De la désignation d'hôpitaux spéciaux réservés au virus au recours à des robots, les professionnels étudient divers moyens de maintenir le système de santé sans nuire aux soignants

Des employés de l'hôpital Sheba-Tel HaShomer devant un bâtiment transformé en unité de confinement pour le coronavirus, le 20 février 2020. (Crédit : Avshalom Sassoni/Flash90)
Des employés de l'hôpital Sheba-Tel HaShomer devant un bâtiment transformé en unité de confinement pour le coronavirus, le 20 février 2020. (Crédit : Avshalom Sassoni/Flash90)

Avec un afflux de patients atteints du Covid-19, les hôpitaux israéliens s’efforcent de se préparer au pire, tout en veillant à ce que les procédures en place et les enseignements tirés d’autres pays évitent que le système de santé du pays ne soit débordé.

Jusqu’à présent, Israël recense 109 cas, dont deux personnes dans un état grave, et aucun décès. Mais le nombre de personnes atteintes du nouveau coronavirus a augmenté de manière exponentielle ces derniers jours, et les experts s’attendent à ce que des dizaines de milliers de personnes, voire plus, finissent par être contaminées.

Jeudi, le Premier ministre Benjamin Netanyahu a averti que le nombre potentiel de décès dus au coronavirus « est très élevé », ordonnant la fermeture des écoles et exhortant les gens à se tenir à distance les uns des autres pour éviter que le virus ne se propage.

Craignant de devenir la prochaine Italie, où le système de santé a été désastreusement mis à rude épreuve par la contagion qui se propage rapidement, les responsables des hôpitaux en Israël explorent différentes options pour faire face à la montée en puissance attendue, des unités d’isolement aux procédures de triage en passant par les méthodes permettant de protéger le personnel contre les infections,

Khetam Hussein, chef de l’unité de contrôle des infections au centre hospitalier universitaire Rambam à Haïfa, a déclaré que cela signifie que les hôpitaux se préparent à la possibilité d’avoir à allouer les ressources liées à d’autres besoins au traitement du Covid-19.
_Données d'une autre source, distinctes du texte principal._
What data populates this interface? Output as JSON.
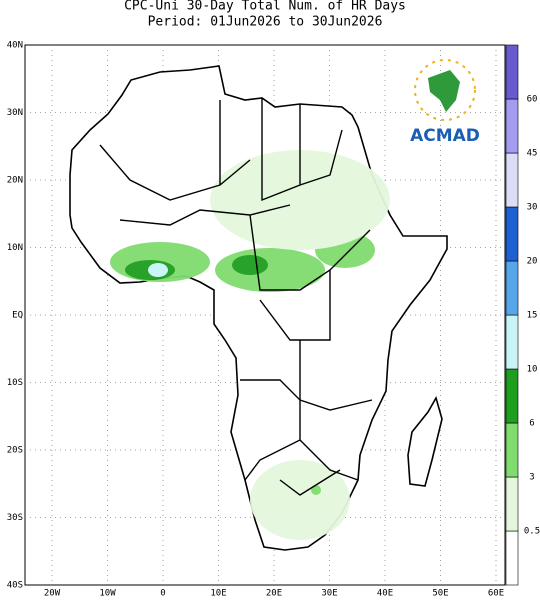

« Si le nombre de patients augmente, les procédures facultatives seront annulées, et presque toutes nos ressources iront aux coronavirus », a-t-elle expliqué.
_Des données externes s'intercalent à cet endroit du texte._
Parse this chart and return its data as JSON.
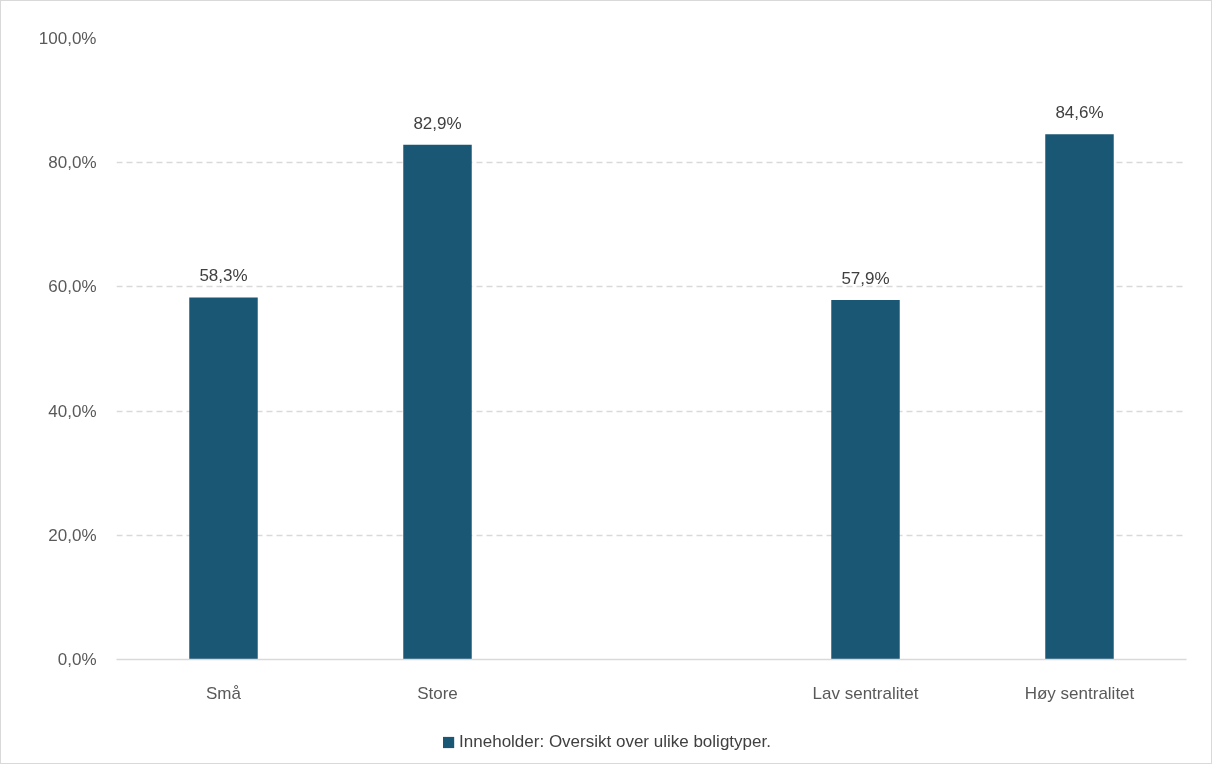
{
  "chart_data": {
    "type": "bar",
    "categories": [
      "Små",
      "Store",
      null,
      "Lav sentralitet",
      "Høy sentralitet"
    ],
    "series": [
      {
        "name": "Inneholder: Oversikt over ulike boligtyper.",
        "color": "#1a5775",
        "values": [
          58.3,
          82.9,
          null,
          57.9,
          84.6
        ],
        "value_labels": [
          "58,3%",
          "82,9%",
          null,
          "57,9%",
          "84,6%"
        ]
      }
    ],
    "ylim": [
      0,
      100
    ],
    "yticks": [
      {
        "value": 0,
        "label": "0,0%"
      },
      {
        "value": 20,
        "label": "20,0%"
      },
      {
        "value": 40,
        "label": "40,0%"
      },
      {
        "value": 60,
        "label": "60,0%"
      },
      {
        "value": 80,
        "label": "80,0%"
      },
      {
        "value": 100,
        "label": "100,0%"
      }
    ],
    "grid": "y",
    "legend": "bottom"
  }
}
Un Israélien rentré d’Italie et testé positif au coronavirus arrive à l’hôpital Tel HaShomer, transformé pour recevoir les patients atteints de coronavirus, le 27 février 2020. (Crédit : Flash90)

Cela signifie que tous les efforts seront faits pour libérer des lits, et que des parties croissantes de l’hôpital seront adaptées et converties en salles isolées où les patients atteints du coronavirus pourront être traités à l’écart des autres.

Empêcher les patients de devoir se rendre à l’hôpital est également prévu.

Le service de secours du Magen David Adom a fait savoir que les opérateurs de ses centres d’appel commenceront bientôt à diriger de nombreux patients vers des médecins disponibles en ligne lorsque cela sera approprié, réduisant ainsi d’un tiers le nombre de patients non atteints du Covid-19 qui se rendent aux urgences.

De nouvelles procédures de triage sont déjà en place, ce qui signifie que chaque patient des urgences est évalué en fonction de son niveau de risque d’infection par le coronavirus.

« La semaine dernière, nous avons complètement changé le processus d’urgence », a indiqué Eyal Leshem, spécialiste des maladies infectieuses au centre médical Sheba à Ramat Gan, près de Tel-Aviv.

Toutes les personnes qui arrivent à Sheba pour des soins d’urgence sont emmenées dans un lieu à part en fonction de la probabilité qu’elles soient atteintes de la maladie, et sont séparées des personnes appartenant à d’autres catégories. De nombreux tests de dépistage sont effectués et, selon Eyal Leshem, « les laboratoires sont débordés en ce moment ».

Un employé du centre hospitalier Rambam à Haïfa déplace des équipements vers une aile spéciale destinée au traitement du coronavirus, le 29 février 2019. (Capture écran : Twitter)

Le médecin explique que la raison d’être de cette séparation est de minimiser le risque que des personnes n’étant pas atteintes par la maladie l’attrapent à l’hôpital. Il a dit : « Par exemple, si vous avez un patient qui est censé être mis en quarantaine, mais qu’il s’est cassé la jambe et a besoin d’un plâtre, le risque est relativement faible, et nous n’avons pas besoin de le mélanger avec des personnes à haut risque ».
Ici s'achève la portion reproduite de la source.